Stop al tanto amato semipermanente per unghie

Mai più manicure a base di TPO E DMTA
Arriva la rivoluzione nel mondo della manicure e della cosmesi. Messi al bando gli “smalti killer”, considerati fuori legge. Con il Regolamento UE 2025/877 approvato il 12 maggio 2025 ed entrato in vigore dal 1° settembre 2025, la Commissione Europea vieta l’uso di tutti gli smalti in gel e di tipo semipermanente contenenti TPO e DMTA. Sostanze considerate ora come cancerogene, mutagene o tossiche per la riproduzione. Pertanto, a partire da ieri, non potranno essere immessi sul mercato prodotti contenenti queste sostanze; e quelli già presenti nei centri estetici, non potranno più essere utilizzati. L’ideale sarebbe anche smettere di utilizzare quelli che abbiamo già in casa per una questione di sicurezza e come azione preventiva: in quanto (al momento) dannosi solo potenzialmente. Si tratta infatti dei cosiddetti CMR di tipo 1B, quindi presunti pericolosi per la salute umana.
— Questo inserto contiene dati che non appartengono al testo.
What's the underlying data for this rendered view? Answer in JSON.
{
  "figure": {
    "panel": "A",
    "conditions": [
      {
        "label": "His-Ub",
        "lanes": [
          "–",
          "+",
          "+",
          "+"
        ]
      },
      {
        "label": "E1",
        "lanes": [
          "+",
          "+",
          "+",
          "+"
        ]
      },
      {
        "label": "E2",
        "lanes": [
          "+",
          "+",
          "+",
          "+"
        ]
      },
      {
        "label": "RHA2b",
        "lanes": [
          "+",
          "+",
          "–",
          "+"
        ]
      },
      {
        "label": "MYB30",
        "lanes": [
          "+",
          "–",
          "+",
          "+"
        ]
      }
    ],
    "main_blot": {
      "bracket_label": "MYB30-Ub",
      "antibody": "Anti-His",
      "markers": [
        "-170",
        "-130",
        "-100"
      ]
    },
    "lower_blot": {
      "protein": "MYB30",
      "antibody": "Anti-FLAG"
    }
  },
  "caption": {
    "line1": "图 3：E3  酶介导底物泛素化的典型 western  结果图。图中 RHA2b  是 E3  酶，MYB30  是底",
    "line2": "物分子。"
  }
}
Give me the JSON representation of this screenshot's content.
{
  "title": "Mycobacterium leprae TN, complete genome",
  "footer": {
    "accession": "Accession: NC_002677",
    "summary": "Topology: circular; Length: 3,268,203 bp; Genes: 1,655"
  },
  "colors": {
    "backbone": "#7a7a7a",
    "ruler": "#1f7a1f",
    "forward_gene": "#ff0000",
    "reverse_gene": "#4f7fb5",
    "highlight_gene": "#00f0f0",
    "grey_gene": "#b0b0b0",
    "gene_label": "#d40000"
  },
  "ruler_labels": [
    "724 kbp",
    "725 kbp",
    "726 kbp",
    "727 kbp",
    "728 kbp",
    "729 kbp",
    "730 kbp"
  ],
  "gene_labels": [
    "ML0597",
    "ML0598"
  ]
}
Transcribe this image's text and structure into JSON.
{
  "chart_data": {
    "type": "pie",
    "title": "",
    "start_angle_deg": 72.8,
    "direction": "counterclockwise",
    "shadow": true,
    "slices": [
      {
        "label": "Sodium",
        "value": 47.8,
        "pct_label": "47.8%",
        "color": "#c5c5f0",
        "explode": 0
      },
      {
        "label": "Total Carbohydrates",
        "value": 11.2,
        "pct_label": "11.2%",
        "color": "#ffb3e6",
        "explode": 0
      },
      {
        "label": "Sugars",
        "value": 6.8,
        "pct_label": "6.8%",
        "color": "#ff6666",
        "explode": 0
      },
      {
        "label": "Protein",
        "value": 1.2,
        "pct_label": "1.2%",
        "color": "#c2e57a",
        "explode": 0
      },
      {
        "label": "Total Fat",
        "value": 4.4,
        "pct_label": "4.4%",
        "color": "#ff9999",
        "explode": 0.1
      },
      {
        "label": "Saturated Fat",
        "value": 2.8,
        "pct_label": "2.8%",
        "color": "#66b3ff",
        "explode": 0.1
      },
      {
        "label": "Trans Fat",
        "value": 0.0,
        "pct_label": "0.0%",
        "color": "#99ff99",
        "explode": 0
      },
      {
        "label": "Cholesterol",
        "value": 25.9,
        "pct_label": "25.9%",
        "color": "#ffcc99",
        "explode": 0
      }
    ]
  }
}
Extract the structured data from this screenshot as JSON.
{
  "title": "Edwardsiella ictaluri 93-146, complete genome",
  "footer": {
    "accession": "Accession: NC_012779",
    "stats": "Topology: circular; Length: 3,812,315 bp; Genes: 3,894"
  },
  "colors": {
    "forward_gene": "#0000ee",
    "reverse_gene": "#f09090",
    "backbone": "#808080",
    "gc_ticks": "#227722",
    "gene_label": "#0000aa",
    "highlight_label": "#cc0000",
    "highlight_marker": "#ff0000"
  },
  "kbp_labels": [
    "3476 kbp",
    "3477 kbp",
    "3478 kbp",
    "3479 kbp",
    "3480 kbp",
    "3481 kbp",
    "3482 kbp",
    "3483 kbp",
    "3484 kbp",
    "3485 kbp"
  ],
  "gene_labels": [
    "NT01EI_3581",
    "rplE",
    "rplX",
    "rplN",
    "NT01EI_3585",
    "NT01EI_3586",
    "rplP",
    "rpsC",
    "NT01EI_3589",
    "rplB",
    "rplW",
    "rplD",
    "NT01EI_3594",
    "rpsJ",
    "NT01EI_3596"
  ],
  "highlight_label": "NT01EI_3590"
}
Ma cos’è il TPO e a cosa serve?
TPO sta per Ossido di Trimetilbenzoil Difenilfosfina, ed è una sostanza che permette proprio di far indurire il gel degli smalti nel momento in cui, durante la manicure, andiamo a posizionare le mani dentro l’apposita lampada UV/Led. In questo modo, il TPO assorbe i raggi ultravioletti, si spezza in due molecole reattive dette radicali e questi radicali permettono la cosiddetta polimerizzazione, quindi la formazione di catene lunghe a partire da singoli mattoncini, che si traduce quindi nell’indurimento del prodotto – come ci spiega più tecnicamente e in maniera scientifica il dott. Andrea Moccia, famoso divulgatore scientifico italiano. Per fortuna non è l’unica sostanza in grado di fare questa cosa e in commercio ce ne sono tante altre tipologie. Infatti tanti centri estetici rassicurano i propri clienti scrivendo che quel prodotto è privo di TPO e di DMTA. Se invece abbiamo il prodotto in casa, basta andare a vedere l’INCI, ovvero la lista degli ingredienti presenti, andando a ricercare le diciture “Diphenyl(2,4,6-trimethylbenzoyl)phosphine oxide” oppure “Trimethylbenzoyl diphenylphosphine oxide“, per il TPO; mentre “Dimethyltolylamine” per il DMTA.
Cos’è e a cosa serve il DMTA
Sia il TPO che il DMTA sono entrambi composti chimici. Mentre il TPO è un fotoiniziatore e fissante del gel, il DMTA è un condizionante che ne permette e ne migliora l’adesione e la durata, rendendo quindi lo smalto in questione più resistente. Meglio noto comunemente come “primer”.
D’ora in avanti, i brand di prodotti cosmetici dovranno mettere bene in evidenza sull’etichetta dei loro prodotti, la scritta “TPO E DMTA FREE” o “SENZA TPO E DMTA” per essere conformi alla nuova normativa del mercato europeo. Continuare a vendere, distribuire o utilizzare prodotti con TPO e DMTA, comporterà sanzioni legali. I fornitori hanno l’obbligo di ritirare dai negozi e dai cataloghi online, i prodotti contenenti i due composti.
Con una riflessione consapevole: chissà quanti altri prodotti oggi in commercio presentano caratteristiche o sostanze chimiche potenzialmente dannose e/o nocive per la salute dell’uomo, di cui non siamo a conoscenza.